Because admitting you want something in a fantasy isn’t the same as being obsessed with it or making it your life goal.  I want to be 6’2” and look like a Winklevii for 15 minutes.  But that’s not going to happen.    It’s implausible because I’m 5’7” and human beings can’t be stretched 7 inches.  (And besides, the Winklevii are 6’5).  Where  you we I get into trouble is not thinking it is overwhelming fantasy or in taking it too seriously.  It’s when you don’t see it for what it really is – a “nice to have in the abstract” but not a requirement that means what we think it does.  This is actually the basis of fairy tales.  In Oscar’s case, being recognized and voted the “BEST” that year.  The BEST?  By whose standards and what measure?  Let’s discuss.
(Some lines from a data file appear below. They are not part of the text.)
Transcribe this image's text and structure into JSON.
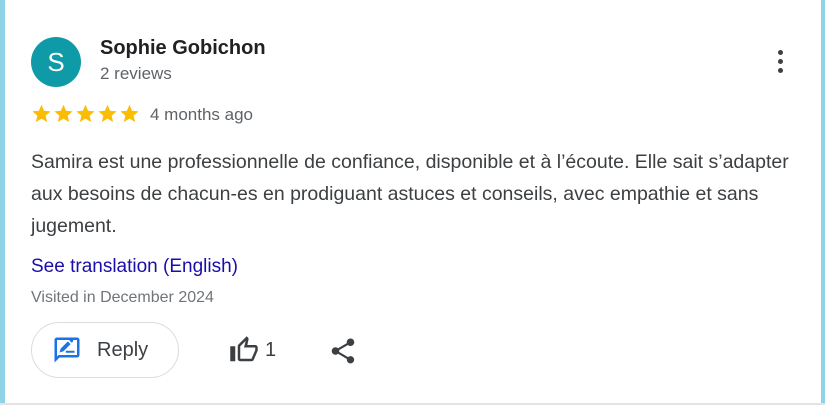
{
  "review": {
    "avatar_letter": "S",
    "author": "Sophie Gobichon",
    "author_reviews": "2 reviews",
    "rating": 5,
    "max_rating": 5,
    "time_ago": "4 months ago",
    "text": "Samira est une professionnelle de confiance, disponible et à l’écoute. Elle sait s’adapter aux besoins de chacun-es en prodiguant astuces et conseils, avec empathie et sans jugement.",
    "translate_link": "See translation (English)",
    "visited": "Visited in December 2024"
  },
  "actions": {
    "reply_label": "Reply",
    "like_count": "1"
  },
  "icons": {
    "more": "more-vert-icon",
    "star": "star-icon",
    "reply": "reply-icon",
    "like": "thumb-up-icon",
    "share": "share-icon"
  },
  "colors": {
    "avatar_bg": "#0f9aa7",
    "star": "#fbbc04",
    "link": "#1a0dab",
    "reply_icon": "#1a73e8"
  }
}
Was three time Oscar winner Walter Brennan a better actor than never won an Oscar Cary Grant?  Is “Rocky” a better film than “All the President’s Men” and “Network?”  Well, somebody (more than one) thought so on both counts.  Would you rather watch “Ghandhi” again (or for the first time) or rewatch “E.T.” or “Tootsie?” – the film that won best picture that year or the two nominated?  Finally, do you think it’s an oversight that for the last 25 years every critics poll didn’t vote Oscar winner “How Green Was My Valley” as the BEST film ever made but instead voted for “Citizen Kane,” the film that lost the Oscar that year?
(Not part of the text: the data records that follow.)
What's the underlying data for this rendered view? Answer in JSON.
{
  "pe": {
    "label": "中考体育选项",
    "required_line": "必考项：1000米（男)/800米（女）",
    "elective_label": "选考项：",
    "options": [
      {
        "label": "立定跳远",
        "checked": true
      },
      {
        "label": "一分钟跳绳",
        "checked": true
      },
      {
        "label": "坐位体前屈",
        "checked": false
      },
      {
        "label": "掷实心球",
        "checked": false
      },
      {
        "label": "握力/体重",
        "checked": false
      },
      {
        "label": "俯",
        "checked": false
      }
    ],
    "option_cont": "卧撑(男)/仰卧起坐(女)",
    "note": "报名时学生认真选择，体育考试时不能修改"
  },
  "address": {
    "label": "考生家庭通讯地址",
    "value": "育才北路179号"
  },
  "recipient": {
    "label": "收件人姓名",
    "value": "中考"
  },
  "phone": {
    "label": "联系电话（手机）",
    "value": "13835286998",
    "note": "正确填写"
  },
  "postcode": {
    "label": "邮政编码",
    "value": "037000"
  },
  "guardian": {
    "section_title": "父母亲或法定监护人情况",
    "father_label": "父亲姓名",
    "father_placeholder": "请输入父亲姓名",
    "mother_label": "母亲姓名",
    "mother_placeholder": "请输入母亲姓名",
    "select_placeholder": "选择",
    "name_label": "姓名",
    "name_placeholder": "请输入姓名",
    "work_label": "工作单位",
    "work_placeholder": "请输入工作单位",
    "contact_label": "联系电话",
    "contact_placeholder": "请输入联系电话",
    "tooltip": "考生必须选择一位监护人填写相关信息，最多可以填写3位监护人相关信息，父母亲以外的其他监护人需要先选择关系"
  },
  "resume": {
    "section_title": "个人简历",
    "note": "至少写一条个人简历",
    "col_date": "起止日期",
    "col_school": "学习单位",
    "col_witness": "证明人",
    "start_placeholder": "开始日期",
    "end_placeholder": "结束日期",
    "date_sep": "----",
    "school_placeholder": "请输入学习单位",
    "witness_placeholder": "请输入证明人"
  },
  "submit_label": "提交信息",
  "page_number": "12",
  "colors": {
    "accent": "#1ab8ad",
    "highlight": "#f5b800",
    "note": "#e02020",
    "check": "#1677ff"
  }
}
You can objectively state that due to my height and lack of athletic ability I will never look like a Winklevii because it’s a scientific reality. But you can’t prove “How Green Was My Valley” is a better movie than “Citizen Kane.” Oh, and conversely,  you can’t prove “Citizen Kane” is better than “HGWMV” (well…okay).   It’s a matter of taste.  And – it’s subjective.

Years ago when I was one of three movie critics at Daily Variety I was assigned to review “Nine to Five” (1982; starring Jane Fonda, Lily Tomlin and Dolly Parton, – huge boxoffice hit).  I came back from the screening and one of my fellow critics, thinking my tastes in film were quite pedestrian up to that point, said “Well, you couldn’t have liked THAT!”  I, being who I am and easily annoyed by condescension (except for my own), replied “Actually, I thought it was really funny and very entertaining.”  Needless to say, he slammed his reporter’s notebook down and exited in a huff, thus causing the passive aggressive in me to write an even more favorable review than I would have.  And holding to my guns, that it is still one of the most brilliant, historic, perfect comedies to this day if he were to ask me.
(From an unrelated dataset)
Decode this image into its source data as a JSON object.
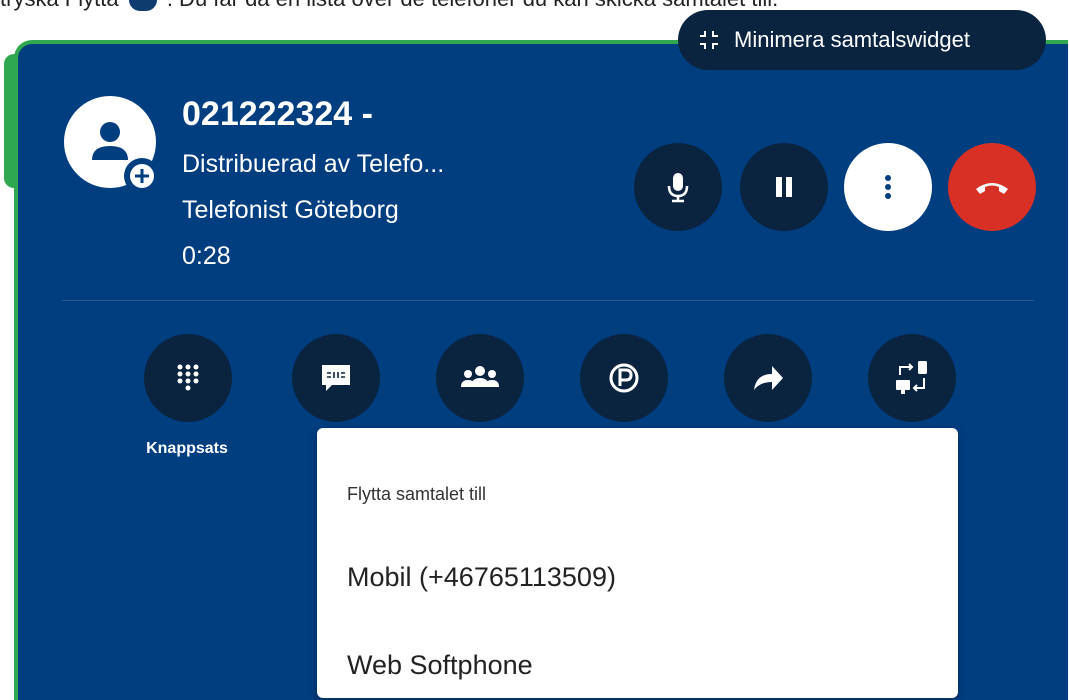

I have the vague sense that more than a few Oscar ballots are cast that way.  Who will benefit from the award; who do I dislike who will be pissed off if I voted this way and that person/thing wins; what filmmaker never gets recognized and should; what indie movies are over praised and what commercial studio movies that have made too much money should be ignored.  But – THE BEST?  Sometimes, I suppose.  But as a quantifiable barometer of anything more than a fantasy fulfilled?  I don’t think so.

Some things are measurable.  Steven Spielberg’s films are the highest grossing combined in the history of Hollywood because all you have to do is add the numbers, even with ticket price inflation.  But he can’t rightly be called the BEST director any more than I can be called the best, well, anything.  That’s about personal feeling.

It was most wisely put in “The Wizard of Oz” when at the end of the film the Wizard gives the Tin Man a great big red heart. The Tin Man’s sweet demeanor and consideration of others would cause even all of the members of the Academy to vote him as having the biggest heart of all (or certainly at MGM).  The irony is the Tin Man thinks he doesn’t have one.  But as the Wizard acknowledges the only thing the Tin Man doesn’t have is a testimonial, he hands him an actual replica of the heart, the physical embodiment of all he desires.  It’s nice but it doesn’t cause him to cry when Dorothy leaves. It’s just a physical reminder of what’s inside.  So this Sunday, when you pull up a chair at your friend’s house to view the Oscars, know you’re watching the best fantasy in the world played out on a star-studded night. And remember what I once heard the late Oscar-nominated producer Dan Melnick say, “In Hollywood, when there’s smoke, there’s usually a smoke machine.”